In the West Palm Beach area, Randy also worked with Puff-N-Stuff Catering where he would travel and feed as many as 60,000 people at air shows in various parts of the country. His culinary career took him to Las Vegas, Nevada where he worked at The Aladdin Hotel and at Crustacean Restaurant. While in Las Vegas he catered the American Music Awards and the Andre Agassi Tennis Classic.
Family brought Randy back to NW Ohio where his roots were. He teamed up with Gladieux Catering and managed their Corporate Dining Accounts at The Fifth Third Corporate Headquarters, Imagination Station, The Government Center, and First Solar. He also spent time at the Gladieux Commissary and Catering kitchen where he helped cater many of the top events in NW Ohio.

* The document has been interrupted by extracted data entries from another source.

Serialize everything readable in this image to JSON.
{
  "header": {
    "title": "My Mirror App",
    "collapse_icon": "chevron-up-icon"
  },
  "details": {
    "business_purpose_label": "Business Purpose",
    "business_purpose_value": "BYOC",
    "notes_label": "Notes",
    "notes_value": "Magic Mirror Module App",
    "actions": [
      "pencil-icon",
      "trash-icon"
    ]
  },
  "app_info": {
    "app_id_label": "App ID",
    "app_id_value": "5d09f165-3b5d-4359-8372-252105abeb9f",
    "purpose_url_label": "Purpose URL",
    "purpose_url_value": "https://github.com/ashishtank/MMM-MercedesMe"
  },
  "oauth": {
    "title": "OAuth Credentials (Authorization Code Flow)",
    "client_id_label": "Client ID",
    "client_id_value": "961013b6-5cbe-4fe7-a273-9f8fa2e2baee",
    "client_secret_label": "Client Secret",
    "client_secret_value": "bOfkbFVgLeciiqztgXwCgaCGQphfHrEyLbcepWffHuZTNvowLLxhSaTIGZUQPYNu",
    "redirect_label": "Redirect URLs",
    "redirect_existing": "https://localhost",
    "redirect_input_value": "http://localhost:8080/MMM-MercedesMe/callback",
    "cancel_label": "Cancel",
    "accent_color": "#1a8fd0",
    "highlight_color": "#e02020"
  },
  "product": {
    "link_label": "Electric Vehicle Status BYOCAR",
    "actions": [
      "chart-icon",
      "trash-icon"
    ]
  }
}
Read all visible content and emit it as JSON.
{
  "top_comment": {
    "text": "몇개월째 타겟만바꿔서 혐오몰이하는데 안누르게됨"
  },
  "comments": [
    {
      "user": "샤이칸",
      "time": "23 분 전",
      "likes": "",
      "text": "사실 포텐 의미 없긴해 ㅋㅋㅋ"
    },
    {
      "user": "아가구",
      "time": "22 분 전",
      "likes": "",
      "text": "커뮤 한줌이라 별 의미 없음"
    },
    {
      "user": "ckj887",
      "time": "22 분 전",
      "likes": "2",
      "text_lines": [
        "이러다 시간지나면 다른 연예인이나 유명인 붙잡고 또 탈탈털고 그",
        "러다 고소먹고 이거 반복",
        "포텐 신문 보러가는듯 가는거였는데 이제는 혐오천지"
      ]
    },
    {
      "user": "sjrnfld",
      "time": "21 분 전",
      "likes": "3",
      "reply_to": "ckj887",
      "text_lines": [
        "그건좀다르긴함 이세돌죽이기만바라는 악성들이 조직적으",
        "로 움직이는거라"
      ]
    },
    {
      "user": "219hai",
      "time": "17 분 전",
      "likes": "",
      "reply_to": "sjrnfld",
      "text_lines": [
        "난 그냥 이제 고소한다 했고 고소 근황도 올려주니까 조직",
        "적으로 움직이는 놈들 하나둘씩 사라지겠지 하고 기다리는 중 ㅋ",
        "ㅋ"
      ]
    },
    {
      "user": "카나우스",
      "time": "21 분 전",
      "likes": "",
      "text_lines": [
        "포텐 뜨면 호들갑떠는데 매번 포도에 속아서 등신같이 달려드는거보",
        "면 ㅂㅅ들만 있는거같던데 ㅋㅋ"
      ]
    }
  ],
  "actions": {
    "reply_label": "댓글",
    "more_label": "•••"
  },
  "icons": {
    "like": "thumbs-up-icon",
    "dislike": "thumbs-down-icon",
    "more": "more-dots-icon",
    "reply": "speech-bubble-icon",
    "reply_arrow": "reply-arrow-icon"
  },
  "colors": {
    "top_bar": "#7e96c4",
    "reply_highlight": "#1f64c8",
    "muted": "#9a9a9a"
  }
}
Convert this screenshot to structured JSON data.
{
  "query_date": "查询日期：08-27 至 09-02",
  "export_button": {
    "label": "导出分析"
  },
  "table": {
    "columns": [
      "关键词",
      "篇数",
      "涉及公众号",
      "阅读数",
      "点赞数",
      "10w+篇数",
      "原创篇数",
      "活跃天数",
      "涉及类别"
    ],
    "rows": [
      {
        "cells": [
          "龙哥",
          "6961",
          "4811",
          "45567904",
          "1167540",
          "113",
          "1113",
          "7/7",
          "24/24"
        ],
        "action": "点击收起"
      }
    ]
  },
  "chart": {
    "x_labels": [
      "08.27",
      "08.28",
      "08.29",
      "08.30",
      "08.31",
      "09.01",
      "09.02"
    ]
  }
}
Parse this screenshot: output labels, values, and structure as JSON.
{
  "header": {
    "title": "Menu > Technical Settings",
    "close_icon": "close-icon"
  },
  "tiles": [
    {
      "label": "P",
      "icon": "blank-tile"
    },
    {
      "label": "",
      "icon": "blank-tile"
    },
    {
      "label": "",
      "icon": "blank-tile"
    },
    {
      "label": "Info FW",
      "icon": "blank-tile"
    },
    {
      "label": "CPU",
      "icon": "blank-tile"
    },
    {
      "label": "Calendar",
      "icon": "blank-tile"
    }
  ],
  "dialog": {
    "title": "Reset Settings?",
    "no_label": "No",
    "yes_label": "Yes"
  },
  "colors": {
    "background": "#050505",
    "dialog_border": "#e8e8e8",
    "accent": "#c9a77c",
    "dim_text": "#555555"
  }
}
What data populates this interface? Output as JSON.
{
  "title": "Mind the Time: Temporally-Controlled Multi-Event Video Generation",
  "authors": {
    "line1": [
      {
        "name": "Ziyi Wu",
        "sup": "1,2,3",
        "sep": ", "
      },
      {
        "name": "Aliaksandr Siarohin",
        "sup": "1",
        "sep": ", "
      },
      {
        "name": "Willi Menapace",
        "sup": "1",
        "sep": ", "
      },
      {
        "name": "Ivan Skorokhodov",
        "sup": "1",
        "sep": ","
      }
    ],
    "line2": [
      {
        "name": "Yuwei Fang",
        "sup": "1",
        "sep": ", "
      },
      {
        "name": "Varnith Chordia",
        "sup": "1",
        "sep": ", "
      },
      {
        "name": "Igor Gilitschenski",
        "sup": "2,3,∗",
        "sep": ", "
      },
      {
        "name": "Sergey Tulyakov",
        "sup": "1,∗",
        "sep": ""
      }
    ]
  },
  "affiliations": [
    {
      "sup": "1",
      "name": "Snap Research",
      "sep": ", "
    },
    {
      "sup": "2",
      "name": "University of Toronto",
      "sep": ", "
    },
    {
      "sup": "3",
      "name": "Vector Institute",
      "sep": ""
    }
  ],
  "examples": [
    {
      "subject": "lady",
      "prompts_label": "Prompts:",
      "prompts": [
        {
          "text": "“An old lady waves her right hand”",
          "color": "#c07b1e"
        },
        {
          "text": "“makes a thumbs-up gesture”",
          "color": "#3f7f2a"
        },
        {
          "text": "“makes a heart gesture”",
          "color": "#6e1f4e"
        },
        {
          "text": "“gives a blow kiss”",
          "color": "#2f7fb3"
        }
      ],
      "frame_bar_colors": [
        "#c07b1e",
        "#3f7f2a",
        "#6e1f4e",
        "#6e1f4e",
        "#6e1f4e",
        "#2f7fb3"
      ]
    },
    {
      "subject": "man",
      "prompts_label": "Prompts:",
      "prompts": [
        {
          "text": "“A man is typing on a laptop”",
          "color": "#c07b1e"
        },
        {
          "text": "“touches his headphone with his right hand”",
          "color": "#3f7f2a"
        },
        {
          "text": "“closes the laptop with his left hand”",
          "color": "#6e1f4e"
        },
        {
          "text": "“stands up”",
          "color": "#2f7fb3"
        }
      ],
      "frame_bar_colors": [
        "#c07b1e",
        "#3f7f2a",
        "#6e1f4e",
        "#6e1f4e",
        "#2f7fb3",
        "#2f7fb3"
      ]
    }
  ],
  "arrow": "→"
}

As President/Partner in charge of all Culinary Operations, Randy oversees our Chef/Manager’s at our Corporate Dining accounts, Student Dining Accounts, and at our Commissary/Catering kitchen in Perrysburg. Randy is responsible for all hiring and training of culinary personnel, menu development for all catering and contract food service operations, and product specifications for ingredients used in all of our menu’s.
Randy uses a hands on approach to management, and can often be found standing side by side with his staff on the kitchen line. When not working alongside our staff in a corporate or student dining account, or executing a catering function, Randy is busy experimenting with new menu ideas to ensure that we are bringing the most up-to-date and freshest ideas to our clients.